Example 6: mixed plastics A heterogenous plastics stream of 9.25 grams of polystyrene, 9.25 grams of PET, 0.5 grams of high compactness polyethylene (HDPE), 0.5 grams of rarity polyethylene (LDPE), and 0.5 grams of polypropylene was added to 100 grams of a dissolving agent consisting of dimethyl esters of succinate, glutarate, and adipate. The polystyrene dissolved at room temperature and the polystyrene was separated by filtration of the dissolved polystyrene from other plastics. The polystyrene was healed from solution by vaporization of the resolvent and precipitation of the polystyrene. The unmelted unusual plastics were placed into 100 grams of DBE dissolver. Upon heating to 205° the PET dissolved. The mixture was then hot filtered to split up the hot solution containing the dissolved PET from the other undissolved plastics. Cooling the PET resolution to 160°C precipitated the PET. The PET was recovered away filtration. Recovery of polystyrene from intermingled plastics was 99% and retrieval of Positron emission tomography was 82%.

Having thus described and exemplified the invention with a certain degree of specialness, it should be appreciated that the following claims are non to embody so limited but are to be afforded a scope commensurate with the phraseology of each element of the claim and equivalents thereof.

Claims

CLAIMSWe claim:

1. A method acting for ill polystyrene and polythene terephthalate from a mixture of plastics wherein aforesaid mixture of plastics admit polystyrene and polyethylene terephthalate in combination with at least peerless another plastic comprising the steps of:

(a) dissolution polystyrene from a mixture of plastics containing polystyrene and polyethylene terephthalate without dissolving polyethylene terephthalate and other plastics thus producing two separate immiscible phases away contacting said mixture of plastics at a temperature from 0°C to fewer than 160°C with a dissolving agent comprising dibasic constitutive acid ester selected from the group consisting of dialkyl adipate, dialkyl glutarate, dialkyl succinate and mixtures thereof, wherein said alkyl radical groups are either indistinguishable or variant and have from 1 to 12 carbon atoms;

(b) separating the solvent with dissolved polystyrene phase produced in step (a) from the unmelted polyethylene terephthalate and others plastics thus recovering polystyrene;

(c) dissolving polyethylene terephthalate from said undissolved polyethylene terephthalate and others plastics produced in step (b) without dissolution said other plastics thus producing two separate immiscible phases by contacting same undissolved polyethylene terephthalate and others plastics at a temperature from 160°C to 225°C with a solvent comprising dibasic organic back breaker ester selected from the group consisting of dialkyl adipate, dialkyl glutarate, dialkyl succinate and mixtures thereof, wherein aforementioned alkyl group groups are either very or different and experience from 1 to 12 atomic number 6 atoms; and (d) separating the solvent with dissolved polyethylene terephthalate phase produced in step (c) from the unmelted past plastics hence recovering polythene terephthalate.
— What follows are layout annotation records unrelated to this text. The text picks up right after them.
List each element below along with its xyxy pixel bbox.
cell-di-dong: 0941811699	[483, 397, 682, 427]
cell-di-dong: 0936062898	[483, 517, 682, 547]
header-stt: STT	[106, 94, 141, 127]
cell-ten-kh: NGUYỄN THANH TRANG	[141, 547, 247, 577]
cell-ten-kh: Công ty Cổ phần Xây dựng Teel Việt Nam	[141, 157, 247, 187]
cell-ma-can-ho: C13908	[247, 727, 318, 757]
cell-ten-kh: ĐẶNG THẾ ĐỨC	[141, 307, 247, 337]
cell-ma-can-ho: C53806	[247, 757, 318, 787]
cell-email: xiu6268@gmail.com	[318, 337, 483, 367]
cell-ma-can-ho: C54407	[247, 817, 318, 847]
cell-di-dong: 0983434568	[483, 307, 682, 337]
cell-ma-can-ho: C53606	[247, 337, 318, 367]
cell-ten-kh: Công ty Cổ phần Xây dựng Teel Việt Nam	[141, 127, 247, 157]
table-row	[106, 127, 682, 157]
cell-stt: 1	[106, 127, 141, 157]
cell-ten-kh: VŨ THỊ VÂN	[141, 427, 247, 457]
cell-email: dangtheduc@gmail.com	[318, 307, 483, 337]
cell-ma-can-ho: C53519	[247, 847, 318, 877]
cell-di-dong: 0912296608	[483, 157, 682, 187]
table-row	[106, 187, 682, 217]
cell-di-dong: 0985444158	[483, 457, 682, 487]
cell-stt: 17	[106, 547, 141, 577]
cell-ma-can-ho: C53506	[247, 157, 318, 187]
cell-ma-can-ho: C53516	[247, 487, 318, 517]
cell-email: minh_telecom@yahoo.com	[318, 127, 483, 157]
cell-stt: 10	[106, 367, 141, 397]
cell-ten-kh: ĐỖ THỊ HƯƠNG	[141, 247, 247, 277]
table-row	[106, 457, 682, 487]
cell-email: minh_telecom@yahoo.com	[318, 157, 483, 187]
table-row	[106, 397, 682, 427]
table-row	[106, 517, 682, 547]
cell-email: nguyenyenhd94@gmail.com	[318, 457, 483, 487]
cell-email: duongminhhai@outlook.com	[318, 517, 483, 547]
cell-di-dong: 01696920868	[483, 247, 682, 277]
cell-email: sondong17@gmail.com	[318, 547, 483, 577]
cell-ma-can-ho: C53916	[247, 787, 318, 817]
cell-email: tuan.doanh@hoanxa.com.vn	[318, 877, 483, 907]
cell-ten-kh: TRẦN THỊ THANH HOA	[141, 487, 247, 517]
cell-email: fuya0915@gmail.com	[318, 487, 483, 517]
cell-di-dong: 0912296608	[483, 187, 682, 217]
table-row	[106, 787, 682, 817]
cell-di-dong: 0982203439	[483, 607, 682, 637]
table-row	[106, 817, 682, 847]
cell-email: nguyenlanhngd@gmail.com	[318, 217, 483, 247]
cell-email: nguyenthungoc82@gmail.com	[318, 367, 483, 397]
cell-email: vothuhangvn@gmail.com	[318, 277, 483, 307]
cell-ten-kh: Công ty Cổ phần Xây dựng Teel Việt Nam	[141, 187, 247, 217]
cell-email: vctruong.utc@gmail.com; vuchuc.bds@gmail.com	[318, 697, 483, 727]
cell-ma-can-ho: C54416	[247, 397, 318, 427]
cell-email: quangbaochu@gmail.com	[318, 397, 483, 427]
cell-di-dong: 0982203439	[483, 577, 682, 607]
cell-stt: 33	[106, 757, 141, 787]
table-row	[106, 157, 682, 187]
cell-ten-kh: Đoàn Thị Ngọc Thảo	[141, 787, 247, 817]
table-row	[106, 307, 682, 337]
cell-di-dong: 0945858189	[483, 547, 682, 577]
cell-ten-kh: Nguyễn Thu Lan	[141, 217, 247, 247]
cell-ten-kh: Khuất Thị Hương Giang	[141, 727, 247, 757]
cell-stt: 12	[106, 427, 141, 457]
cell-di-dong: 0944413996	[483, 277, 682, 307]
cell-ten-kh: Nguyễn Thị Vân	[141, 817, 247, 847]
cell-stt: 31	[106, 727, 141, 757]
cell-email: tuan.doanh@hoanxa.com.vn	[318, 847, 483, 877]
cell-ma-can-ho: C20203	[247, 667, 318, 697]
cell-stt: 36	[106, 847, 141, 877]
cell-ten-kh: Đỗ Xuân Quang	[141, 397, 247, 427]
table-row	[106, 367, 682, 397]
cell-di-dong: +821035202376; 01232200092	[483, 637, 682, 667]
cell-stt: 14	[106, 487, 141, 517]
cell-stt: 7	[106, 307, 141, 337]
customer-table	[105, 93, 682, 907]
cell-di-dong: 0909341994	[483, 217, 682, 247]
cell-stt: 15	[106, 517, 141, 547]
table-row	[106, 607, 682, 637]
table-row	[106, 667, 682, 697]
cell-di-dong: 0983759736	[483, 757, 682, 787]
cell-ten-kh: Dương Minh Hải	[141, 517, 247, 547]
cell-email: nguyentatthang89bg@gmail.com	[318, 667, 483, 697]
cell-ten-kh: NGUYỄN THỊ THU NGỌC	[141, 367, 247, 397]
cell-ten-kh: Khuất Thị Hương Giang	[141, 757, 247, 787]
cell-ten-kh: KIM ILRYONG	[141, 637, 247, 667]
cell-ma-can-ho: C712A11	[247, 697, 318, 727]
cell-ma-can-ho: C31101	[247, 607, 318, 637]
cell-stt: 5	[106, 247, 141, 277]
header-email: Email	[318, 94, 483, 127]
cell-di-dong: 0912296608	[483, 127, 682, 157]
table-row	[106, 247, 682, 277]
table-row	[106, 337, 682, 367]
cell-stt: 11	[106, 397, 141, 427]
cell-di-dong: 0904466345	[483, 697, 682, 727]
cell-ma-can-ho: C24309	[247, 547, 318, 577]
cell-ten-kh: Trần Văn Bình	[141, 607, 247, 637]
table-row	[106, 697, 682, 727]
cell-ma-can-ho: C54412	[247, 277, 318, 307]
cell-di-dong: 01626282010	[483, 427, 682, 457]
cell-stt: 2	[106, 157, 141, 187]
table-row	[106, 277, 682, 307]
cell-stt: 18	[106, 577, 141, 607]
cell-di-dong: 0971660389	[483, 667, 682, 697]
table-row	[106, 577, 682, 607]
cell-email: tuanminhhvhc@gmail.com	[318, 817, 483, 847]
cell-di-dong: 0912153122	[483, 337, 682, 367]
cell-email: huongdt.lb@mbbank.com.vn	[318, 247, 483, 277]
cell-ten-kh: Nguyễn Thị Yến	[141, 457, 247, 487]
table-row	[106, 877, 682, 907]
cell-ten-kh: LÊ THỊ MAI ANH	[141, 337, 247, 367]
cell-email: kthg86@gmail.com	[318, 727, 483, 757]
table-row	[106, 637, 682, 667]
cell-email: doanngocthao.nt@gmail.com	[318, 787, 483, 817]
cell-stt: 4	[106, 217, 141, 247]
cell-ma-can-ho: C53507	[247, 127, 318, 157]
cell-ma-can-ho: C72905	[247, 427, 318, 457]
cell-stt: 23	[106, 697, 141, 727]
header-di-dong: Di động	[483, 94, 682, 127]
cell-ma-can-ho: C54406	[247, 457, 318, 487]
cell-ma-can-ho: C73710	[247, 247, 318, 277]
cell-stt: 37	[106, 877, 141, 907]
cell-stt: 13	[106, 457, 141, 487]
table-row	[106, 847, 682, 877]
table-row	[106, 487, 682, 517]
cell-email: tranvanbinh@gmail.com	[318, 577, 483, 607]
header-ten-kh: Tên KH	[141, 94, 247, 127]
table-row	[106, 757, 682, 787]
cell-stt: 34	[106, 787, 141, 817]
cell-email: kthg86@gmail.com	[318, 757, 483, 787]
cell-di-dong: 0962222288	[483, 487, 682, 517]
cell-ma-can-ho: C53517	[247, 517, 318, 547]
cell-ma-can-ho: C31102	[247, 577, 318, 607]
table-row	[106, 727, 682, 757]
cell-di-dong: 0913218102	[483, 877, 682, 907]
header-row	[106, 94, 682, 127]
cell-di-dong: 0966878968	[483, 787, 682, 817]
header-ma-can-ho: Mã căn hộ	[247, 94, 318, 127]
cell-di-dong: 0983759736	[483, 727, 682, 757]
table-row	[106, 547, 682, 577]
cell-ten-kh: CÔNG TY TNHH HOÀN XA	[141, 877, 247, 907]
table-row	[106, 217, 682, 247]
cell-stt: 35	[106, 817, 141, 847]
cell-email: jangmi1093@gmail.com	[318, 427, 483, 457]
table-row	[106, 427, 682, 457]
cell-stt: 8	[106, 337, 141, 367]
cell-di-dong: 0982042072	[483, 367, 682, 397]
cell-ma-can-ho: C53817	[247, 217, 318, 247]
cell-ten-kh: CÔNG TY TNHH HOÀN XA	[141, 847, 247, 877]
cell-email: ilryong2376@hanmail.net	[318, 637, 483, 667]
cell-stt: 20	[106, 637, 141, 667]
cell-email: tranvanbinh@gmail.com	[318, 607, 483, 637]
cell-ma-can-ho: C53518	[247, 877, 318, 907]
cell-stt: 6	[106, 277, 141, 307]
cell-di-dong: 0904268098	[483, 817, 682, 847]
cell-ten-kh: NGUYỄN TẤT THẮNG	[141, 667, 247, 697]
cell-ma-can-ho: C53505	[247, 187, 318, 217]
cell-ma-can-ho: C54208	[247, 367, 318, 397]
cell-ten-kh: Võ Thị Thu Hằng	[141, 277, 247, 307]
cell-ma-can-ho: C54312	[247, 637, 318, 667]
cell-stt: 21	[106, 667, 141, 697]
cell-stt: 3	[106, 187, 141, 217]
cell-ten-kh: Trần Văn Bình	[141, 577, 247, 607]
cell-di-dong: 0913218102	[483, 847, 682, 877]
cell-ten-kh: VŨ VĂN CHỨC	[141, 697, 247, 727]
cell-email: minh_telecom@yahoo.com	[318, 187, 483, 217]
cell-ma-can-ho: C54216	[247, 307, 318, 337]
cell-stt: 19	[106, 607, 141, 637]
2. A process of Claim 1 further comprising the step of isolating polyethylene terephthalate by cooling system the solvent with dissolved polythene terephthalate phase of step (d) to a temperature below 160°C thus precipitating polyethylene terephthalate from resolution.

3. A process of Claim 1 further comprising the footfall of isolating polystyrene by evaporating the solvent from the solvent with dissolved polystyrene phase of step (b).

4. A process of Call 1 wherein aforementioned solvent is selected from the chemical group consisting of dimethyl adipate, dimethyl glutarate, dimethyl succinate and mixtures of these diesters.